Around noon, I looked up his room number. The night before had been the first truly frigid night — it was October — and snow had fallen in the early hours. The quad dazzled. I made my way across the white field to his dorm, up the flight of stairs and down a warm hall. I’d never visited him there. We weren’t friends.

I knocked. He didn’t answer. I tried the knob. It turned. The cold air hit me like a wall. Wedged in an open window, a fan was sucking weather into the room. Fitch was naked on the bed. Dead.

Dusting the floor between bed and window — a dandruff of snow. It was quiet, except for the fan. Tacked on the walls were the profiles of the miners, with photos, copied from the dossier we’d been given on the first day. Onto each profile, Fitch had taped the miner’s first name written big in his own block-lettering.

RICK. GUSTAV. NGUYEN. JOSEF. HECTOR. SASHA. DALLAS. SEBASTIAN. KEMAL. HENRI. KYLE.

I made myself look hard at Fitch’s body. His stringy flesh hid little of the architecture beneath. There was a tattoo on his inner thigh — a miniature lightning bolt and, on it, the word Shazam.

I undressed.

I carefully draped my pants, shirt, sweater, and coat over the chair by the small pine desk. Shivering, I touched a book lying there, The Most Beautiful Girl in Town. Bukowski. I turned back to Fitch. I crossed the space. I stretched myself out on the bed beside him. It was a narrow bed. I had to press up against his icy skin, which didn’t feel like skin. Functionally, the semi-permeable barrier was now pointless and, I knew, already beginning to break down.

I stared up at the shape of the plane above us. Not quite rectangular. My own ceiling had a long, interrupted crack in the plaster I knew by heart. Me and Fitch. We’d failed, utterly. I inhaled the frozen air and cupped one hand around the top of my hipbone where it jutted out, my other around his. I exhaled.

Condensed water vapor, suspended in my breath, spread and dissolved into the room. The miners’ bodies would not so disperse, not sealed inside a broken ship on a cold rock. They were still trapped. Unless something set them loose or brought them home, it’s how they would stay.

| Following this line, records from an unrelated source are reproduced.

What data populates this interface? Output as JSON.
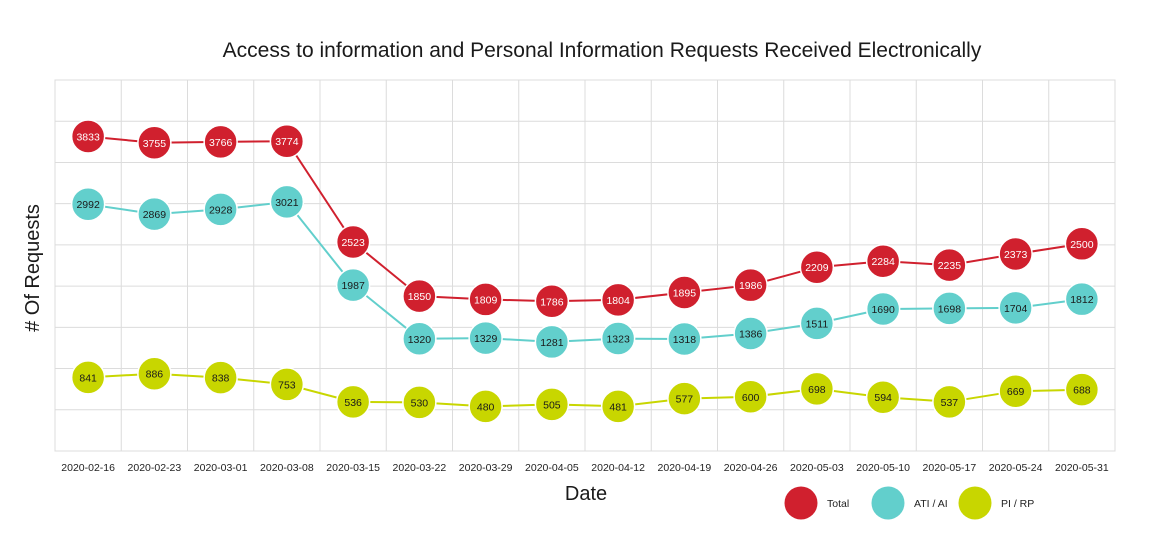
{
  "chart_data": {
    "type": "line",
    "title": "Access to information and Personal Information Requests Received Electronically",
    "xlabel": "Date",
    "ylabel": "# Of Requests",
    "categories": [
      "2020-02-16",
      "2020-02-23",
      "2020-03-01",
      "2020-03-08",
      "2020-03-15",
      "2020-03-22",
      "2020-03-29",
      "2020-04-05",
      "2020-04-12",
      "2020-04-19",
      "2020-04-26",
      "2020-05-03",
      "2020-05-10",
      "2020-05-17",
      "2020-05-24",
      "2020-05-31"
    ],
    "series": [
      {
        "name": "Total",
        "color": "#d0202e",
        "label_color": "#ffffff",
        "values": [
          3833,
          3755,
          3766,
          3774,
          2523,
          1850,
          1809,
          1786,
          1804,
          1895,
          1986,
          2209,
          2284,
          2235,
          2373,
          2500
        ]
      },
      {
        "name": "ATI / AI",
        "color": "#62cfcc",
        "label_color": "#1a1a1a",
        "values": [
          2992,
          2869,
          2928,
          3021,
          1987,
          1320,
          1329,
          1281,
          1323,
          1318,
          1386,
          1511,
          1690,
          1698,
          1704,
          1812
        ]
      },
      {
        "name": "PI / RP",
        "color": "#c8d600",
        "label_color": "#1a1a1a",
        "values": [
          841,
          886,
          838,
          753,
          536,
          530,
          480,
          505,
          481,
          577,
          600,
          698,
          594,
          537,
          669,
          688
        ]
      }
    ],
    "grid": true,
    "legend": "bottom-right"
  }
}
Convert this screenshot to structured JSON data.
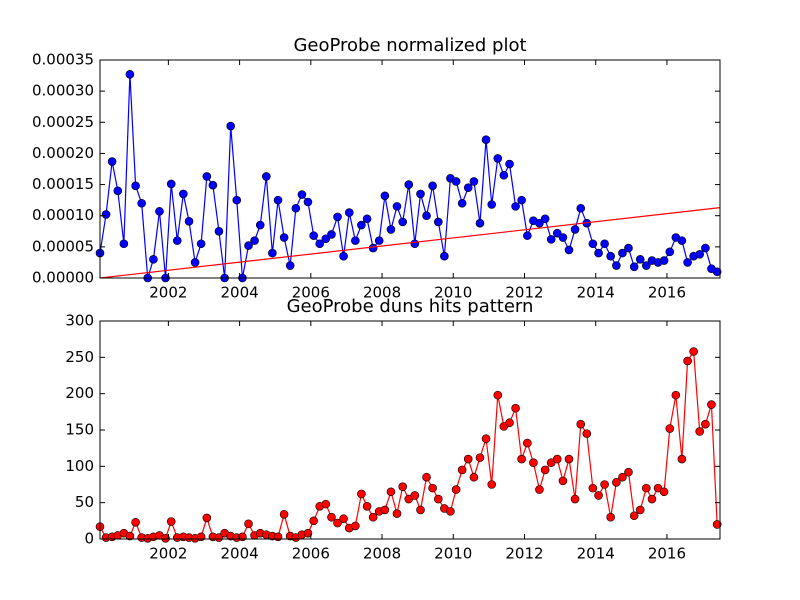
{
  "chart_data": [
    {
      "type": "line",
      "title": "GeoProbe normalized plot",
      "xlim": [
        2000.08,
        2017.49
      ],
      "xticks": [
        2002,
        2004,
        2006,
        2008,
        2010,
        2012,
        2014,
        2016
      ],
      "ylim": [
        0,
        0.00035
      ],
      "yticks": [
        {
          "value": 0,
          "label": "0.00000"
        },
        {
          "value": 5e-05,
          "label": "0.00005"
        },
        {
          "value": 0.0001,
          "label": "0.00010"
        },
        {
          "value": 0.00015,
          "label": "0.00015"
        },
        {
          "value": 0.0002,
          "label": "0.00020"
        },
        {
          "value": 0.00025,
          "label": "0.00025"
        },
        {
          "value": 0.0003,
          "label": "0.00030"
        },
        {
          "value": 0.00035,
          "label": "0.00035"
        }
      ],
      "series": [
        {
          "color": "#0000ff",
          "markers": true,
          "x": [
            2000.08,
            2000.25,
            2000.42,
            2000.58,
            2000.75,
            2000.92,
            2001.08,
            2001.25,
            2001.42,
            2001.58,
            2001.75,
            2001.92,
            2002.08,
            2002.25,
            2002.42,
            2002.58,
            2002.75,
            2002.92,
            2003.08,
            2003.25,
            2003.42,
            2003.58,
            2003.75,
            2003.92,
            2004.08,
            2004.25,
            2004.42,
            2004.58,
            2004.75,
            2004.92,
            2005.08,
            2005.25,
            2005.42,
            2005.58,
            2005.75,
            2005.92,
            2006.08,
            2006.25,
            2006.42,
            2006.58,
            2006.75,
            2006.92,
            2007.08,
            2007.25,
            2007.42,
            2007.58,
            2007.75,
            2007.92,
            2008.08,
            2008.25,
            2008.42,
            2008.58,
            2008.75,
            2008.92,
            2009.08,
            2009.25,
            2009.42,
            2009.58,
            2009.75,
            2009.92,
            2010.08,
            2010.25,
            2010.42,
            2010.58,
            2010.75,
            2010.92,
            2011.08,
            2011.25,
            2011.42,
            2011.58,
            2011.75,
            2011.92,
            2012.08,
            2012.25,
            2012.42,
            2012.58,
            2012.75,
            2012.92,
            2013.08,
            2013.25,
            2013.42,
            2013.58,
            2013.75,
            2013.92,
            2014.08,
            2014.25,
            2014.42,
            2014.58,
            2014.75,
            2014.92,
            2015.08,
            2015.25,
            2015.42,
            2015.58,
            2015.75,
            2015.92,
            2016.08,
            2016.25,
            2016.42,
            2016.58,
            2016.75,
            2016.92,
            2017.08,
            2017.25,
            2017.41
          ],
          "values": [
            4e-05,
            0.000102,
            0.000187,
            0.00014,
            5.5e-05,
            0.000327,
            0.000148,
            0.00012,
            0,
            3e-05,
            0.000107,
            0,
            0.000151,
            6e-05,
            0.000135,
            9.1e-05,
            2.5e-05,
            5.5e-05,
            0.000163,
            0.000149,
            7.5e-05,
            0,
            0.000244,
            0.000125,
            0,
            5.2e-05,
            6e-05,
            8.5e-05,
            0.000163,
            4e-05,
            0.000125,
            6.5e-05,
            2e-05,
            0.000112,
            0.000134,
            0.000122,
            6.8e-05,
            5.5e-05,
            6.3e-05,
            7e-05,
            9.8e-05,
            3.5e-05,
            0.000105,
            6e-05,
            8.5e-05,
            9.5e-05,
            4.8e-05,
            6e-05,
            0.000132,
            7.8e-05,
            0.000115,
            9e-05,
            0.00015,
            5.5e-05,
            0.000135,
            0.0001,
            0.000148,
            9e-05,
            3.5e-05,
            0.00016,
            0.000155,
            0.00012,
            0.000145,
            0.000155,
            8.8e-05,
            0.000222,
            0.000118,
            0.000192,
            0.000165,
            0.000183,
            0.000115,
            0.000125,
            6.8e-05,
            9.2e-05,
            8.8e-05,
            9.5e-05,
            6.2e-05,
            7.2e-05,
            6.5e-05,
            4.5e-05,
            7.8e-05,
            0.000112,
            8.8e-05,
            5.5e-05,
            4e-05,
            5.5e-05,
            3.5e-05,
            2e-05,
            4e-05,
            4.8e-05,
            1.8e-05,
            3e-05,
            2e-05,
            2.8e-05,
            2.5e-05,
            2.8e-05,
            4.2e-05,
            6.5e-05,
            6e-05,
            2.5e-05,
            3.5e-05,
            3.8e-05,
            4.8e-05,
            1.5e-05,
            1e-05
          ]
        },
        {
          "color": "#ff0000",
          "markers": false,
          "x": [
            2000.08,
            2017.49
          ],
          "values": [
            0,
            0.000113
          ]
        }
      ]
    },
    {
      "type": "line",
      "title": "GeoProbe duns hits pattern",
      "xlim": [
        2000.08,
        2017.49
      ],
      "xticks": [
        2002,
        2004,
        2006,
        2008,
        2010,
        2012,
        2014,
        2016
      ],
      "ylim": [
        0,
        300
      ],
      "yticks": [
        0,
        50,
        100,
        150,
        200,
        250,
        300
      ],
      "series": [
        {
          "color": "#ff0000",
          "markers": true,
          "x": [
            2000.08,
            2000.25,
            2000.42,
            2000.58,
            2000.75,
            2000.92,
            2001.08,
            2001.25,
            2001.42,
            2001.58,
            2001.75,
            2001.92,
            2002.08,
            2002.25,
            2002.42,
            2002.58,
            2002.75,
            2002.92,
            2003.08,
            2003.25,
            2003.42,
            2003.58,
            2003.75,
            2003.92,
            2004.08,
            2004.25,
            2004.42,
            2004.58,
            2004.75,
            2004.92,
            2005.08,
            2005.25,
            2005.42,
            2005.58,
            2005.75,
            2005.92,
            2006.08,
            2006.25,
            2006.42,
            2006.58,
            2006.75,
            2006.92,
            2007.08,
            2007.25,
            2007.42,
            2007.58,
            2007.75,
            2007.92,
            2008.08,
            2008.25,
            2008.42,
            2008.58,
            2008.75,
            2008.92,
            2009.08,
            2009.25,
            2009.42,
            2009.58,
            2009.75,
            2009.92,
            2010.08,
            2010.25,
            2010.42,
            2010.58,
            2010.75,
            2010.92,
            2011.08,
            2011.25,
            2011.42,
            2011.58,
            2011.75,
            2011.92,
            2012.08,
            2012.25,
            2012.42,
            2012.58,
            2012.75,
            2012.92,
            2013.08,
            2013.25,
            2013.42,
            2013.58,
            2013.75,
            2013.92,
            2014.08,
            2014.25,
            2014.42,
            2014.58,
            2014.75,
            2014.92,
            2015.08,
            2015.25,
            2015.42,
            2015.58,
            2015.75,
            2015.92,
            2016.08,
            2016.25,
            2016.42,
            2016.58,
            2016.75,
            2016.92,
            2017.08,
            2017.25,
            2017.41
          ],
          "values": [
            17,
            2,
            3,
            5,
            8,
            4,
            23,
            2,
            1,
            3,
            5,
            1,
            24,
            2,
            3,
            2,
            1,
            3,
            29,
            3,
            2,
            8,
            4,
            2,
            3,
            21,
            5,
            8,
            6,
            4,
            3,
            34,
            4,
            2,
            6,
            8,
            25,
            45,
            48,
            30,
            22,
            28,
            15,
            18,
            62,
            45,
            30,
            38,
            40,
            65,
            35,
            72,
            55,
            60,
            40,
            85,
            70,
            55,
            42,
            38,
            68,
            95,
            110,
            85,
            112,
            138,
            75,
            198,
            155,
            160,
            180,
            110,
            132,
            105,
            68,
            95,
            105,
            110,
            80,
            110,
            55,
            158,
            145,
            70,
            60,
            75,
            30,
            78,
            85,
            92,
            32,
            40,
            70,
            55,
            70,
            65,
            152,
            198,
            110,
            245,
            258,
            148,
            158,
            185,
            20
          ]
        }
      ]
    }
  ]
}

I got up onto my side. Shivering, I drew my fingers across my own ribcage, felt for my recently-emerged collarbone. I traced a path along Fitch’s ribs. The spaces between the long bones dipped like valleys under my newborn fingers. His eyes — a nowhere-staring blue — I reached to close. I let my fingers skim over the hollow between his cheekbone and jaw. My face, like my mother’s, was round. No loss would ever sculpt it into less. “My Moon,” she called me. Fitch, not knowing this, not knowing anything really, came up with “Moonpie” on his own.

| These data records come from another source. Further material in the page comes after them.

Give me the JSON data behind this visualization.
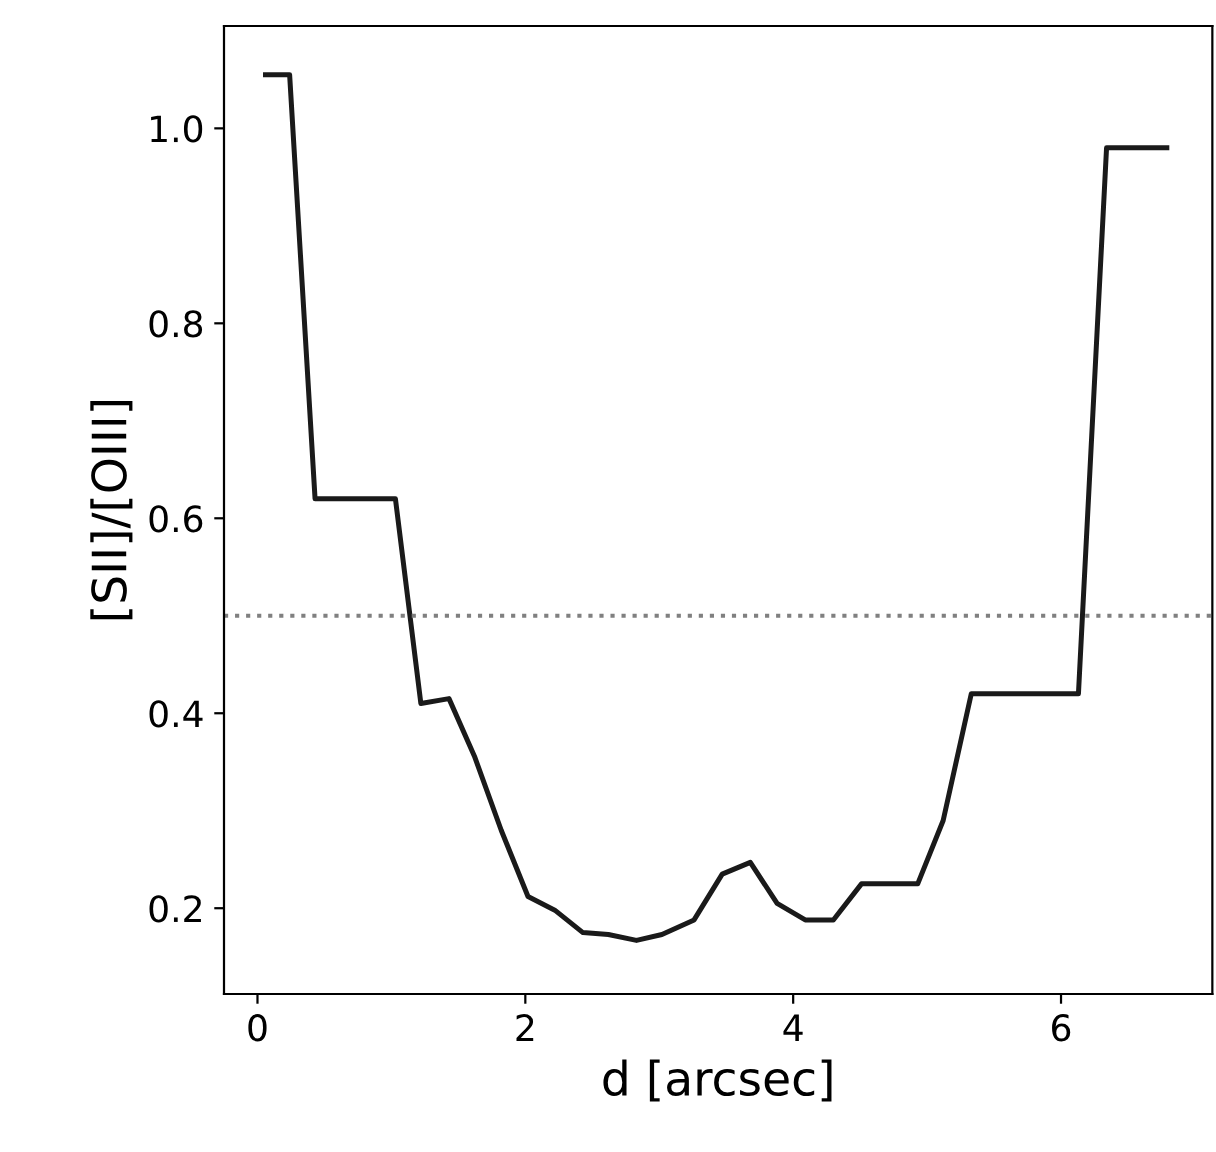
{
  "chart_data": {
    "type": "line",
    "xlabel": "d [arcsec]",
    "ylabel": "[SII]/[OIII]",
    "x": [
      0.06,
      0.24,
      0.43,
      1.03,
      1.22,
      1.43,
      1.62,
      1.82,
      2.02,
      2.22,
      2.43,
      2.62,
      2.83,
      3.02,
      3.26,
      3.47,
      3.68,
      3.88,
      4.09,
      4.3,
      4.51,
      4.93,
      5.12,
      5.33,
      6.13,
      6.34,
      6.79
    ],
    "series": [
      {
        "color": "#1a1a1a",
        "values": [
          1.055,
          1.055,
          0.62,
          0.62,
          0.41,
          0.415,
          0.356,
          0.28,
          0.212,
          0.198,
          0.175,
          0.173,
          0.167,
          0.173,
          0.188,
          0.235,
          0.247,
          0.205,
          0.188,
          0.188,
          0.225,
          0.225,
          0.29,
          0.42,
          0.42,
          0.98,
          0.98
        ]
      }
    ],
    "xlim": [
      -0.25,
      7.13
    ],
    "ylim": [
      0.112,
      1.105
    ],
    "xticks": [
      0,
      2,
      4,
      6
    ],
    "yticks": [
      0.2,
      0.4,
      0.6,
      0.8,
      {
        "value": 1,
        "label": "1.0"
      }
    ],
    "ref_lines": [
      {
        "axis": "y",
        "value": 0.5,
        "color": "#808080",
        "line_style": "dotted"
      }
    ],
    "grid": false,
    "legend": false,
    "marker": "none",
    "line_style": "solid"
  }
}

Fitch’s black hair had thinned too, and it lay across the pillow like wet feathers. Our hair was the same color, but mine was still thick, still coarse, still smooth. Paintbrush hair. My one sign of beauty. Incongruous.

Me and Fitch. What is it you do when all you are is not enough? When it’s too much?

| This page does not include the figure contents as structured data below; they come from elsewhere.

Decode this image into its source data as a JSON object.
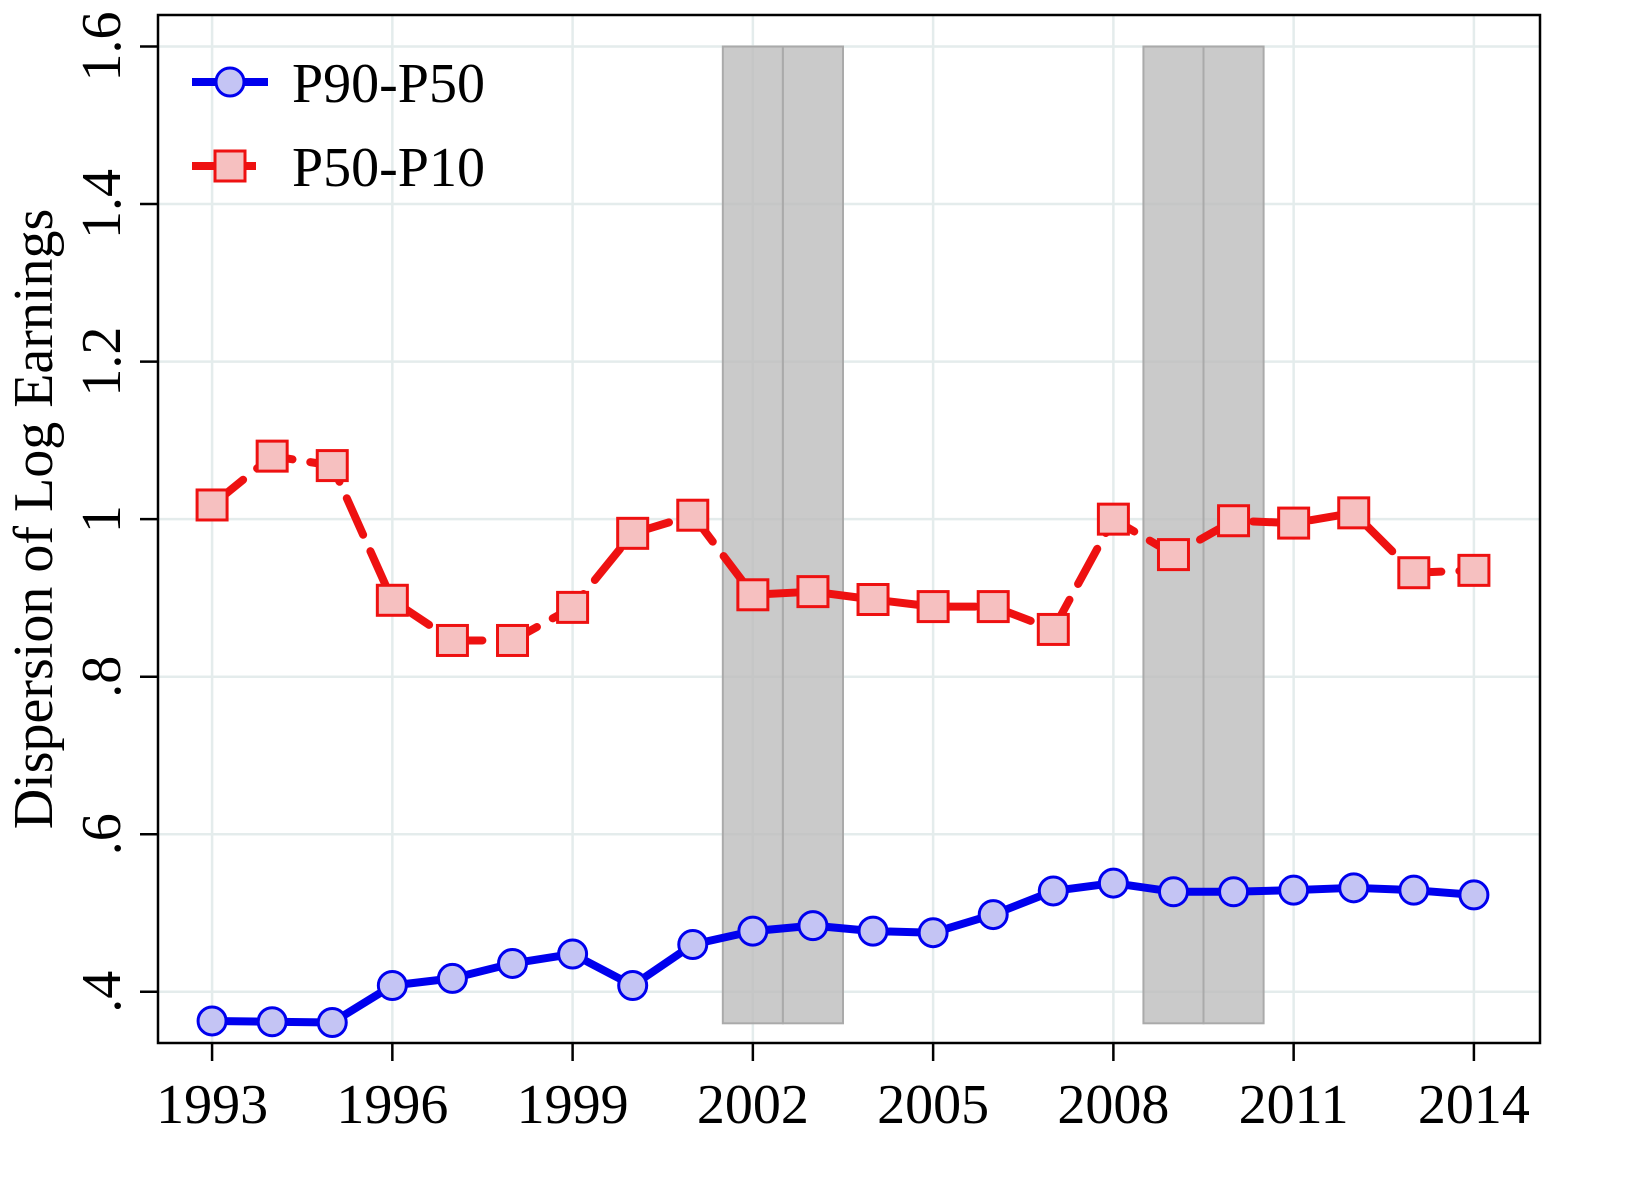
{
  "chart_data": {
    "type": "line",
    "title": "",
    "xlabel": "",
    "ylabel": "Dispersion of Log Earnings",
    "xlim": [
      1992.1,
      2015.1
    ],
    "ylim": [
      0.335,
      1.64
    ],
    "x_ticks": [
      1993,
      1996,
      1999,
      2002,
      2005,
      2008,
      2011,
      2014
    ],
    "x_tick_labels": [
      "1993",
      "1996",
      "1999",
      "2002",
      "2005",
      "2008",
      "2011",
      "2014"
    ],
    "y_ticks": [
      0.4,
      0.6,
      0.8,
      1.0,
      1.2,
      1.4,
      1.6
    ],
    "y_tick_labels": [
      ".4",
      ".6",
      ".8",
      "1",
      "1.2",
      "1.4",
      "1.6"
    ],
    "grid": true,
    "legend_position": "top-left",
    "x": [
      1993,
      1994,
      1995,
      1996,
      1997,
      1998,
      1999,
      2000,
      2001,
      2002,
      2003,
      2004,
      2005,
      2006,
      2007,
      2008,
      2009,
      2010,
      2011,
      2012,
      2013,
      2014
    ],
    "series": [
      {
        "name": "P90-P50",
        "color": "#0000ee",
        "marker_fill": "#c4c4f4",
        "marker": "circle",
        "line_style": "solid",
        "values": [
          0.363,
          0.362,
          0.361,
          0.408,
          0.417,
          0.436,
          0.448,
          0.408,
          0.46,
          0.477,
          0.484,
          0.477,
          0.475,
          0.498,
          0.528,
          0.538,
          0.527,
          0.527,
          0.529,
          0.532,
          0.529,
          0.523
        ]
      },
      {
        "name": "P50-P10",
        "color": "#ee1111",
        "marker_fill": "#f6c0c0",
        "marker": "square",
        "line_style": "dashed",
        "values": [
          1.018,
          1.08,
          1.068,
          0.897,
          0.846,
          0.846,
          0.888,
          0.982,
          1.005,
          0.904,
          0.908,
          0.898,
          0.889,
          0.889,
          0.86,
          1.0,
          0.955,
          0.998,
          0.995,
          1.008,
          0.932,
          0.935
        ]
      }
    ],
    "shaded_regions": [
      {
        "x_start": 2001.5,
        "x_end": 2002.5,
        "color": "#bdbdbd"
      },
      {
        "x_start": 2002.5,
        "x_end": 2003.5,
        "color": "#bdbdbd"
      },
      {
        "x_start": 2008.5,
        "x_end": 2009.5,
        "color": "#bdbdbd"
      },
      {
        "x_start": 2009.5,
        "x_end": 2010.5,
        "color": "#bdbdbd"
      }
    ]
  }
}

I know what most people would say. They would say... Not that. You can’t, you must not do that. It’s what my father said. How could anyone be so deeply selfish? So cowardly? She could not have loved you, he told me, not like she claimed. How could she? You went away and you never came back. You just left us. Alone together.

These things — true things, cruel things — are the things people say. They say them without hesitation; they say them with righteousness. And this is why it is imperative to go out and find your people.

In Korean culture, there is a myth that death can come from sleeping in a closed room while an electric fan runs. My father had all the ceiling fans in our Carbondale home dismantled before he and his young bride set foot in the house with an infant me. Twenty-four years later, my mother hanged herself in a closet with a sliding mirrored door that faced out, her too-small body put away for days, leaving the air of my bedroom untroubled. Unstirred. That is, until the creeping smell of bacterial putrefaction prompted my father to look. He was surprised. He thought that she’d left him — but just him.

Fitch knew, at least, to open the window.